Chicago’s Board of Education has put a tenured teacher back on the payroll after district investigators concluded the educator pushed a third‑grade student in January 2024. Instead of firing the teacher, the board converted part of the leave into a 90‑day suspension and approved back pay, reversing an internal recommendation and igniting frustration from the student’s family while splitting the enlarged board.
Board vote and what it did
A Feb. 26 move to terminate the teacher fell just short. The dismissal needed 11 votes to pass but drew only 10, according to Chicago Board of Education records. With termination off the table, the board came back at its April meeting and adopted a discipline resolution that treated part of the teacher’s absence as a 90‑day suspension and restored pay, per the April action log. Those procedural records show the board ultimately rejected administrators’ recommendation to fire the employee.
The incident and the family's reaction
District documents and family accounts describe a January 2024 encounter in which the teacher pushed third‑grader Denym Jenkins out of the assistant principal’s office. Jenkins later developed a chronic back strain, and the teacher was placed on leave the following day. “How would you feel if it was your daughter?” Jenkins’s mother, Chiquitta Walker, asked. A report by the Chicago Tribune notes that a district investigation substantiated the allegation and that personnel records obtained by the paper show earlier disciplinary findings in 2020 and a cautionary notice in 2012.
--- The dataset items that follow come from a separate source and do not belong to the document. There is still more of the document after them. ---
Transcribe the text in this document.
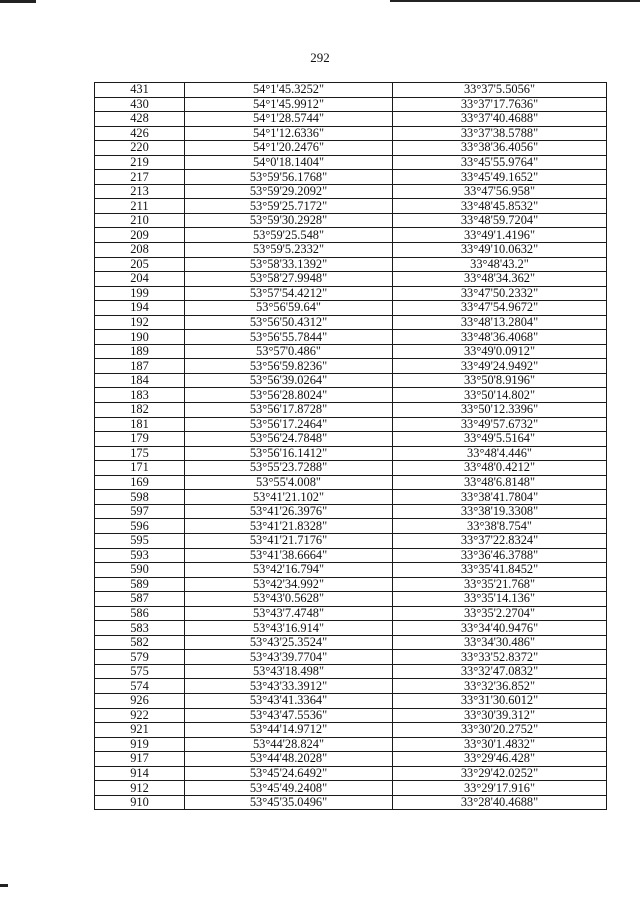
292
431	54°1'45.3252"	33°37'5.5056"
430	54°1'45.9912"	33°37'17.7636"
428	54°1'28.5744"	33°37'40.4688"
426	54°1'12.6336"	33°37'38.5788"
220	54°1'20.2476"	33°38'36.4056"
219	54°0'18.1404"	33°45'55.9764"
217	53°59'56.1768"	33°45'49.1652"
213	53°59'29.2092"	33°47'56.958"
211	53°59'25.7172"	33°48'45.8532"
210	53°59'30.2928"	33°48'59.7204"
209	53°59'25.548"	33°49'1.4196"
208	53°59'5.2332"	33°49'10.0632"
205	53°58'33.1392"	33°48'43.2"
204	53°58'27.9948"	33°48'34.362"
199	53°57'54.4212"	33°47'50.2332"
194	53°56'59.64"	33°47'54.9672"
192	53°56'50.4312"	33°48'13.2804"
190	53°56'55.7844"	33°48'36.4068"
189	53°57'0.486"	33°49'0.0912"
187	53°56'59.8236"	33°49'24.9492"
184	53°56'39.0264"	33°50'8.9196"
183	53°56'28.8024"	33°50'14.802"
182	53°56'17.8728"	33°50'12.3396"
181	53°56'17.2464"	33°49'57.6732"
179	53°56'24.7848"	33°49'5.5164"
175	53°56'16.1412"	33°48'4.446"
171	53°55'23.7288"	33°48'0.4212"
169	53°55'4.008"	33°48'6.8148"
598	53°41'21.102"	33°38'41.7804"
597	53°41'26.3976"	33°38'19.3308"
596	53°41'21.8328"	33°38'8.754"
595	53°41'21.7176"	33°37'22.8324"
593	53°41'38.6664"	33°36'46.3788"
590	53°42'16.794"	33°35'41.8452"
589	53°42'34.992"	33°35'21.768"
587	53°43'0.5628"	33°35'14.136"
586	53°43'7.4748"	33°35'2.2704"
583	53°43'16.914"	33°34'40.9476"
582	53°43'25.3524"	33°34'30.486"
579	53°43'39.7704"	33°33'52.8372"
575	53°43'18.498"	33°32'47.0832"
574	53°43'33.3912"	33°32'36.852"
926	53°43'41.3364"	33°31'30.6012"
922	53°43'47.5536"	33°30'39.312"
921	53°44'14.9712"	33°30'20.2752"
919	53°44'28.824"	33°30'1.4832"
917	53°44'48.2028"	33°29'46.428"
914	53°45'24.6492"	33°29'42.0252"
912	53°45'49.2408"	33°29'17.916"
910	53°45'35.0496"	33°28'40.4688"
Board split and new dynamics
The outcome also reflects a shifting power structure. The vote came after the board’s expansion from mostly mayoral appointees to a 21‑member hybrid body, and members openly clashed over what meaningful punishment and fair process should look like. “This is a way of thinking about the system from a restorative justice perspective,” member Angel Vélez said, while fellow member Jitu Brown added, “I think before we end somebody’s career, we should do our due diligence,” as reported by Chicago Tribune.
What the board's action means
On paper, the decision returns the teacher to active status, counts the leave as time served under a 90‑day suspension, and lets the school move forward without an open personnel case hanging over it. For parents and advocates who wanted the teacher gone, the move highlights a growing tension between a professed commitment to restorative practices and deep worries about basic student safety in neighborhood schools.
Legal and policy implications
The board’s action closes out the district’s internal personnel process for now, but it leaves bigger questions on the table about accountability, transparency, and how Chicago Public Schools handles substantiated misconduct. Community leaders say they may push for changes to board policy, and any civil remedies would play out separately from the board’s employment decisions.